Langchain 已经与 Tair 集成,并为给定的文档列表执行所有索引操作。在我们的例子中,我们将存储我们拥有的一组答案。

from langchain.vectorstores import Tair
from langchain.embeddings import OpenAIEmbeddings
from langchain import VectorDBQA, OpenAI

embeddings = OpenAIEmbeddings(openai_api_key=openai_api_key)
doc_store = Tair.from_texts(
    texts=answers, embedding=embeddings, tair_url=TAIR_URL,
)

在这个阶段,所有可能的答案都已经存储在 Tair 中,所以我们可以定义整个 QA 链。

llm = OpenAI(openai_api_key=openai_api_key)
qa = VectorDBQA.from_chain_type(
    llm=llm,
    chain_type="stuff",
    vectorstore=doc_store,
    return_source_documents=False,
)
/root/anaconda3/envs/notebook/lib/python3.10/site-packages/langchain/chains/retrieval_qa/base.py:251: UserWarning: `VectorDBQA` is deprecated - please use `from langchain.chains import RetrievalQA`
  warnings.warn(

搜索数据

一旦数据被放入 Tair,我们就可以开始提问了。问题将通过 OpenAI 模型自动向量化,创建的向量将用于在 Tair 中查找一些可能匹配的答案。检索到答案后,最相似的答案将被整合到发送给 OpenAI 大型语言模型的提示中。

import random

random.seed(52)
selected_questions = random.choices(questions, k=5)
import time
for question in selected_questions:
    print(">", question)
    print(qa.run(question), end="\n\n")
    # wait 20seconds because of the rate limit
    time.sleep(20)
> where do frankenstein and the monster first meet
 Frankenstein and the monster first meet in the mountains.

> who are the actors in fast and furious
 The actors in Fast & Furious are Vin Diesel ( Dominic Toretto ), Paul Walker ( Brian O'Conner ), Michelle Rodriguez ( Letty Ortiz ), Jordana Brewster ( Mia Toretto ), Tyrese Gibson ( Roman Pearce ), Ludacris ( Tej Parker ), Lucas Black ( Sean Boswell ), Sung Kang ( Han Lue ), Gal Gadot ( Gisele Yashar ), and Dwayne Johnson ( Luke Hobbs ).
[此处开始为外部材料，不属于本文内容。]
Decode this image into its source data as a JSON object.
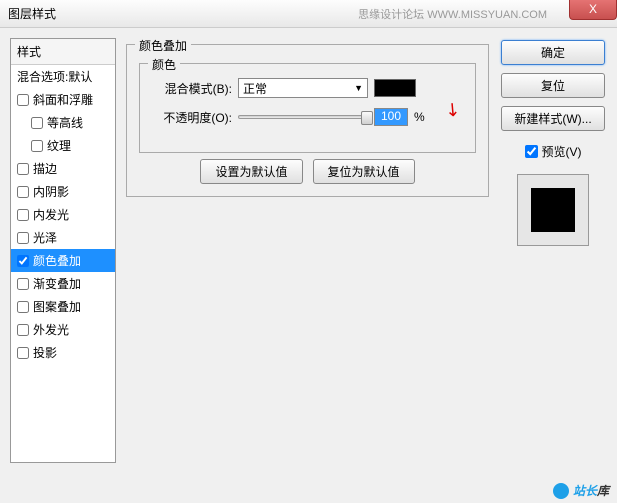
{
  "titlebar": {
    "title": "图层样式",
    "watermark": "思缘设计论坛  WWW.MISSYUAN.COM",
    "close": "X"
  },
  "styles": {
    "header": "样式",
    "blend_defaults": "混合选项:默认",
    "items": [
      {
        "label": "斜面和浮雕",
        "checked": false
      },
      {
        "label": "等高线",
        "checked": false,
        "indent": true
      },
      {
        "label": "纹理",
        "checked": false,
        "indent": true
      },
      {
        "label": "描边",
        "checked": false
      },
      {
        "label": "内阴影",
        "checked": false
      },
      {
        "label": "内发光",
        "checked": false
      },
      {
        "label": "光泽",
        "checked": false
      },
      {
        "label": "颜色叠加",
        "checked": true,
        "selected": true
      },
      {
        "label": "渐变叠加",
        "checked": false
      },
      {
        "label": "图案叠加",
        "checked": false
      },
      {
        "label": "外发光",
        "checked": false
      },
      {
        "label": "投影",
        "checked": false
      }
    ]
  },
  "panel": {
    "title": "颜色叠加",
    "group": "颜色",
    "blend_mode_label": "混合模式(B):",
    "blend_mode_value": "正常",
    "color": "#000000",
    "opacity_label": "不透明度(O):",
    "opacity_value": "100",
    "opacity_unit": "%",
    "set_default": "设置为默认值",
    "reset_default": "复位为默认值"
  },
  "right": {
    "ok": "确定",
    "cancel": "复位",
    "new_style": "新建样式(W)...",
    "preview": "预览(V)",
    "preview_checked": true
  },
  "footer": {
    "text1": "站长",
    "text2": "库"
  }
}
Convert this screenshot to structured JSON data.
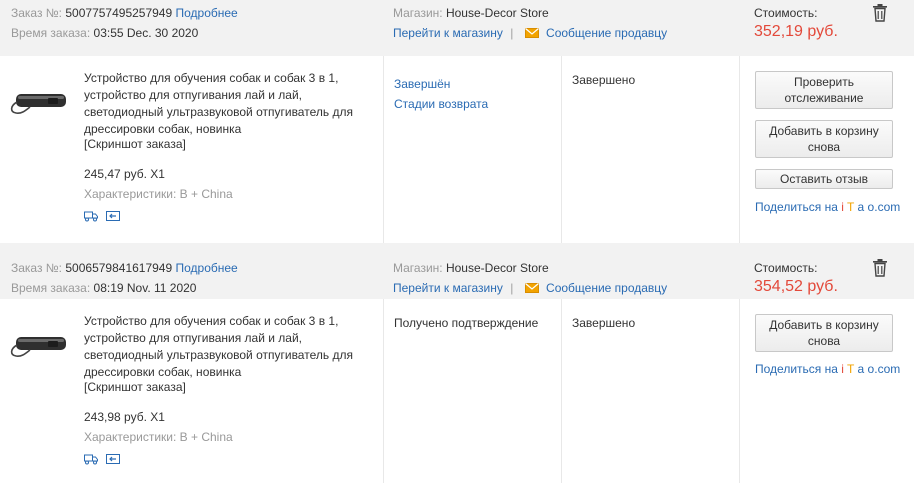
{
  "labels": {
    "order_no": "Заказ №:",
    "order_time": "Время заказа:",
    "details": "Подробнее",
    "store": "Магазин:",
    "go_store": "Перейти к магазину",
    "separator": "|",
    "message_seller": "Сообщение продавцу",
    "cost": "Стоимость:",
    "screenshot": "[Скриншот заказа]",
    "characteristics": "Характеристики:",
    "share_prefix": "Поделиться на",
    "share_i": "i",
    "share_t": "T",
    "share_a": "a",
    "share_o": "o",
    "share_dot": ".",
    "share_com": "com"
  },
  "icons": {
    "trash": "trash-icon",
    "mail": "mail-icon",
    "truck": "truck-icon",
    "return": "return-icon"
  },
  "colors": {
    "price": "#e3493a",
    "link": "#2a6bb3",
    "header_bg": "#f2f2f2",
    "mail_orange": "#f2a300"
  },
  "orders": [
    {
      "number": "5007757495257949",
      "time": "03:55 Dec. 30 2020",
      "store_name": "House-Decor Store",
      "price": "352,19 руб.",
      "product_title": "Устройство для обучения собак и собак 3 в 1, устройство для отпугивания лай и лай, светодиодный ультразвуковой отпугиватель для дрессировки собак, новинка",
      "item_price": "245,47 руб. X1",
      "characteristics": "B + China",
      "status": "Завершён",
      "return_link": "Стадии возврата",
      "state": "Завершено",
      "buttons": [
        "Проверить отслеживание",
        "Добавить в корзину снова",
        "Оставить отзыв"
      ]
    },
    {
      "number": "5006579841617949",
      "time": "08:19 Nov. 11 2020",
      "store_name": "House-Decor Store",
      "price": "354,52 руб.",
      "product_title": "Устройство для обучения собак и собак 3 в 1, устройство для отпугивания лай и лай, светодиодный ультразвуковой отпугиватель для дрессировки собак, новинка",
      "item_price": "243,98 руб. X1",
      "characteristics": "B + China",
      "status": "Получено подтверждение",
      "state": "Завершено",
      "buttons": [
        "Добавить в корзину снова"
      ]
    }
  ]
}
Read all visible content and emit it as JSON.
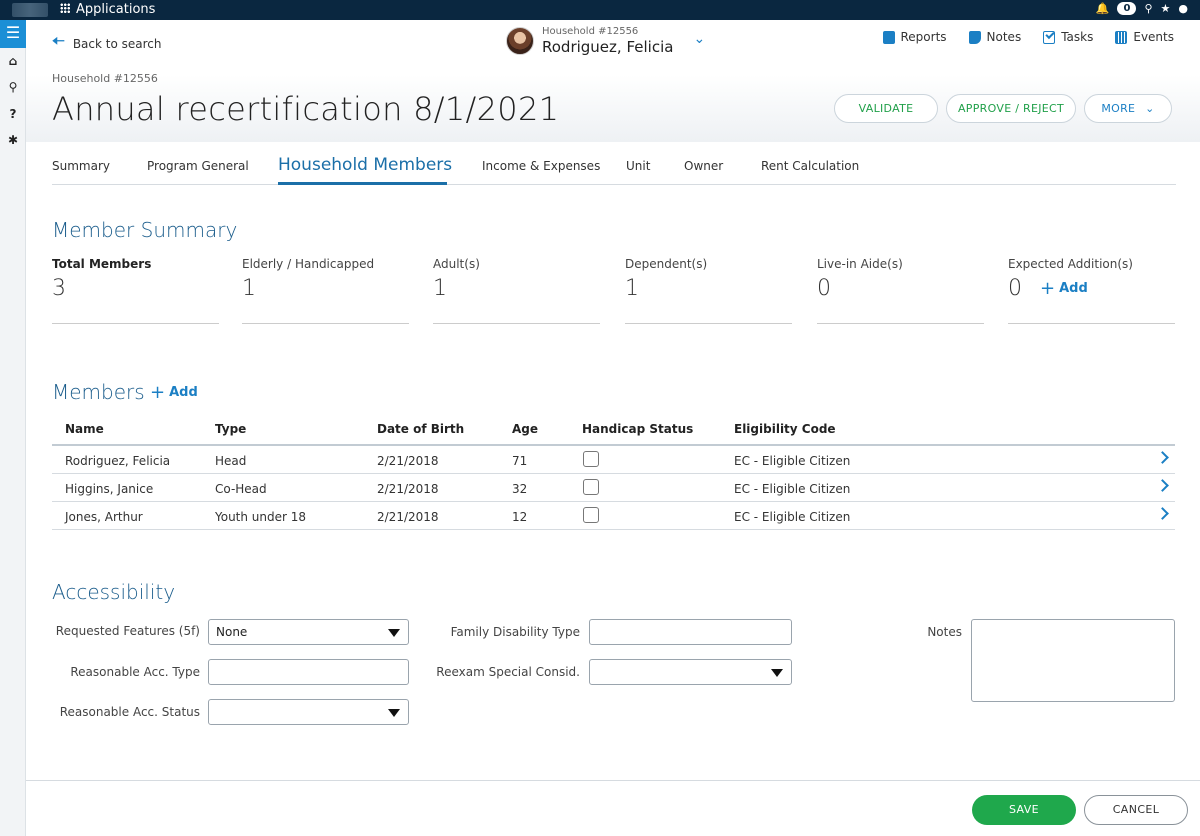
{
  "topbar": {
    "apps_label": "Applications",
    "notif_count": "0"
  },
  "header": {
    "back_label": "Back to search",
    "household_small": "Household #12556",
    "person_name": "Rodriguez, Felicia",
    "toolbar": {
      "reports": "Reports",
      "notes": "Notes",
      "tasks": "Tasks",
      "events": "Events"
    },
    "household_id": "Household #12556",
    "title": "Annual recertification 8/1/2021",
    "buttons": {
      "validate": "VALIDATE",
      "approve": "APPROVE / REJECT",
      "more": "MORE"
    }
  },
  "tabs": [
    "Summary",
    "Program General",
    "Household Members",
    "Income & Expenses",
    "Unit",
    "Owner",
    "Rent Calculation"
  ],
  "member_summary": {
    "heading": "Member Summary",
    "stats": [
      {
        "label": "Total Members",
        "value": "3"
      },
      {
        "label": "Elderly / Handicapped",
        "value": "1"
      },
      {
        "label": "Adult(s)",
        "value": "1"
      },
      {
        "label": "Dependent(s)",
        "value": "1"
      },
      {
        "label": "Live-in Aide(s)",
        "value": "0"
      },
      {
        "label": "Expected Addition(s)",
        "value": "0"
      }
    ],
    "add_label": "Add"
  },
  "members": {
    "heading": "Members",
    "add_label": "Add",
    "columns": [
      "Name",
      "Type",
      "Date of Birth",
      "Age",
      "Handicap Status",
      "Eligibility Code"
    ],
    "rows": [
      {
        "name": "Rodriguez, Felicia",
        "type": "Head",
        "dob": "2/21/2018",
        "age": "71",
        "handicap": false,
        "code": "EC - Eligible Citizen"
      },
      {
        "name": "Higgins, Janice",
        "type": "Co-Head",
        "dob": "2/21/2018",
        "age": "32",
        "handicap": false,
        "code": "EC - Eligible Citizen"
      },
      {
        "name": "Jones, Arthur",
        "type": "Youth under 18",
        "dob": "2/21/2018",
        "age": "12",
        "handicap": false,
        "code": "EC - Eligible Citizen"
      }
    ]
  },
  "accessibility": {
    "heading": "Accessibility",
    "requested_features_label": "Requested Features (5f)",
    "requested_features_value": "None",
    "reasonable_acc_type_label": "Reasonable Acc. Type",
    "reasonable_acc_type_value": "",
    "reasonable_acc_status_label": "Reasonable Acc. Status",
    "reasonable_acc_status_value": "",
    "family_disability_label": "Family Disability Type",
    "family_disability_value": "",
    "reexam_label": "Reexam Special Consid.",
    "reexam_value": "",
    "notes_label": "Notes",
    "notes_value": ""
  },
  "footer": {
    "save": "SAVE",
    "cancel": "CANCEL"
  },
  "colors": {
    "accent": "#1b7fc4",
    "heading": "#1b5d8c",
    "success": "#1fa84c",
    "topbar": "#0a2740"
  }
}
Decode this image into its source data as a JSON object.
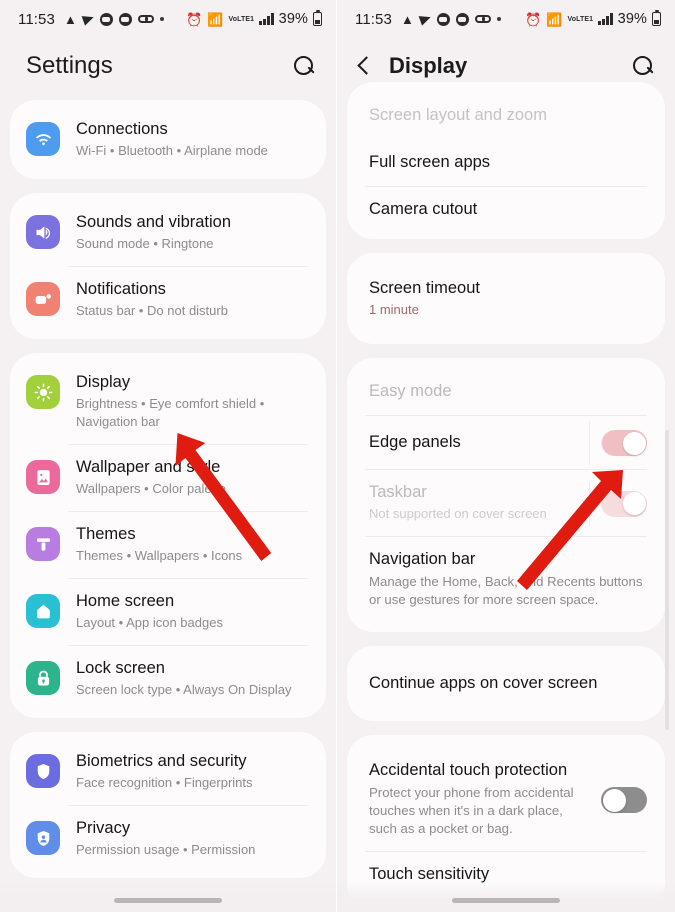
{
  "status_bar": {
    "time": "11:53",
    "left_icons": [
      "notification-icon",
      "telegram-icon",
      "app-badge-icon",
      "app-badge-icon-2",
      "glasses-icon",
      "dot-icon"
    ],
    "alarm_icon": "alarm-icon",
    "wifi_icon": "wifi-icon",
    "volte_label": "VoLTE1",
    "signal_icon": "signal-bars-icon",
    "battery_percent": "39%",
    "battery_icon": "battery-icon"
  },
  "left_screen": {
    "title": "Settings",
    "search_icon": "search-icon",
    "groups": [
      {
        "rows": [
          {
            "title": "Connections",
            "subtitle": "Wi-Fi  •  Bluetooth  •  Airplane mode",
            "icon": "wifi-icon",
            "color": "#4e9cf0"
          }
        ]
      },
      {
        "rows": [
          {
            "title": "Sounds and vibration",
            "subtitle": "Sound mode  •  Ringtone",
            "icon": "speaker-icon",
            "color": "#7b72e0"
          },
          {
            "title": "Notifications",
            "subtitle": "Status bar  •  Do not disturb",
            "icon": "notification-bell-icon",
            "color": "#f08273"
          }
        ]
      },
      {
        "rows": [
          {
            "title": "Display",
            "subtitle": "Brightness  •  Eye comfort shield  •  Navigation bar",
            "icon": "brightness-icon",
            "color": "#a2d03c"
          },
          {
            "title": "Wallpaper and style",
            "subtitle": "Wallpapers  •  Color palette",
            "icon": "image-icon",
            "color": "#ec6a9b"
          },
          {
            "title": "Themes",
            "subtitle": "Themes  •  Wallpapers  •  Icons",
            "icon": "paint-brush-icon",
            "color": "#b濃"
          },
          {
            "title": "Home screen",
            "subtitle": "Layout  •  App icon badges",
            "icon": "home-icon",
            "color": "#2bbfd4"
          },
          {
            "title": "Lock screen",
            "subtitle": "Screen lock type  •  Always On Display",
            "icon": "lock-icon",
            "color": "#2cb58d"
          }
        ]
      },
      {
        "rows": [
          {
            "title": "Biometrics and security",
            "subtitle": "Face recognition  •  Fingerprints",
            "icon": "shield-icon",
            "color": "#6a6ce0"
          },
          {
            "title": "Privacy",
            "subtitle": "Permission usage  •  Permission",
            "icon": "privacy-person-icon",
            "color": "#5f8de8"
          }
        ]
      }
    ]
  },
  "right_screen": {
    "title": "Display",
    "back_icon": "back-chevron-icon",
    "search_icon": "search-icon",
    "partial_top_row": "Screen layout and zoom",
    "groups": [
      {
        "rows": [
          {
            "title": "Full screen apps"
          },
          {
            "title": "Camera cutout"
          }
        ]
      },
      {
        "rows": [
          {
            "title": "Screen timeout",
            "subtitle": "1 minute",
            "subtitle_accent": true
          }
        ]
      },
      {
        "rows": [
          {
            "title": "Easy mode",
            "dim": true
          },
          {
            "title": "Edge panels",
            "toggle": "on"
          },
          {
            "title": "Taskbar",
            "subtitle": "Not supported on cover screen",
            "dim": true,
            "toggle": "on-faded"
          },
          {
            "title": "Navigation bar",
            "description": "Manage the Home, Back, and Recents buttons or use gestures for more screen space."
          }
        ]
      },
      {
        "rows": [
          {
            "title": "Continue apps on cover screen"
          }
        ]
      },
      {
        "rows": [
          {
            "title": "Accidental touch protection",
            "description": "Protect your phone from accidental touches when it's in a dark place, such as a pocket or bag.",
            "toggle": "off"
          },
          {
            "title": "Touch sensitivity"
          }
        ]
      }
    ]
  },
  "annotations": {
    "left_arrow": "red-arrow-pointing-to-display",
    "right_arrow": "red-arrow-pointing-to-edge-panels-toggle",
    "arrow_color": "#e01b10"
  }
}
> properties of red black tree in data structure
 The properties of a red-black tree in data structure are that each node is either red or black, the root is black, if a node is red then both its children must be black, and every path from a given node to any of its descendant NIL nodes contains the same number of black nodes.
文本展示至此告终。